This post really helped me make concrete some of the admittedly gut reaction type concerns/questions/misunderstandings I had about alignment research, thank you. I have a few thoughts after reading:
(1) I wonder how different some of these epistemic strategies are from everyday normal scientific research in practice. I do experimental neuroscience and I would argue that we also are not even really sure what the “right” questions are (in a local sense, as in, what experiment should I do next), and so we are in a state where we kinda fumble around using whatever inspiration we can. The inspiration can take many forms—philosophical, theoretical, emperical, a very simple model, thought experiments of various kinds, ideas or experimental results with an aesthetic quality. It is true that at the end of the day brain’s already exist, so we have that to probe, but I’d argue that we don’t have a great handle on what exactly is the important thing to look at in brains, nor in what experimental contexts we should be looking at them, so it’s not immediately obvious what type of models, experiments, or observations we should be doing. What ends up happening is, I think, a lot of the types of arguments you mention. For instance, trying to make a story using the types of tasks we can run in the lab but applying to more complicated real world scenarios (or vice versa), and these arguments often take a less-than-totally-formal form. There is an analagous conversation occuring within neuroscience that takes the form of “does any of this work even say anything about how the brain works?!”
(2) You used theoretical computer science as your main example but it sounds to me like the epistemic strategies one might want in alignment research are more generally found in pure mathematics. I am not a mathematician but I know a few, and I’m always really intrigued by the difference in how they go about problem solving compared to us scientists.
This post really helped me make concrete some of the admittedly gut reaction type concerns/questions/misunderstandings I had about alignment research, thank you.

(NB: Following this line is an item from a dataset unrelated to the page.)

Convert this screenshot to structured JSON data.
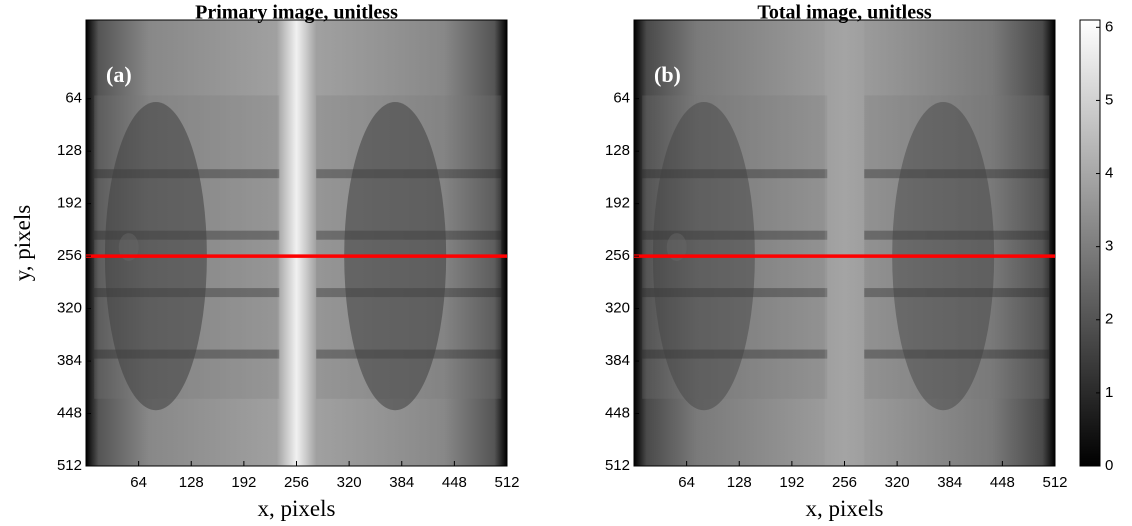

Glad it helped! That was definitely one goal, the hardest to check with early feedback because I mostly know people who already work in the field or have never been confronted to it, while you’re in the middle. :)
I wonder how different some of these epistemic strategies are from everyday normal scientific research in practice.
Completely! One thing I tried to make clear in this draft (maybe not successfully given your comment ^^) is that many field, including natural sciences, leverage far more epistemic strategies than the Popperian “make a model, predict something and test it in the real world”. My points are more that:
Alignment is particularly weird in terms of epistemic strategies because neither the problem nor the technology exists
Given the potential urgency of alignment, it’s even more important to clarify these epistemic subtleties.
But I’m convinced that almost all disciplines could be the subject of a deep study in the methods people use to wrestle knowledge from the world. That’s part of my hopes, since I want to steal epistemic strategies from many different fields and see how they apply to alignment.
It is true that at the end of the day brain’s already exist, so we have that to probe, but I’d argue that we don’t have a great handle on what exactly is the important thing to look at in brains, nor in what experimental contexts we should be looking at them, so it’s not immediately obvious what type of models, experiments, or observations we should be doing. What ends up happening is, I think, a lot of the types of arguments you mention. For instance, trying to make a story using the types of tasks we can run in the lab but applying to more complicated real world scenarios (or vice versa), and these arguments often take a less-than-totally-formal form. There is an analagous conversation occuring within neuroscience that takes the form of “does any of this work even say anything about how the brain works?!”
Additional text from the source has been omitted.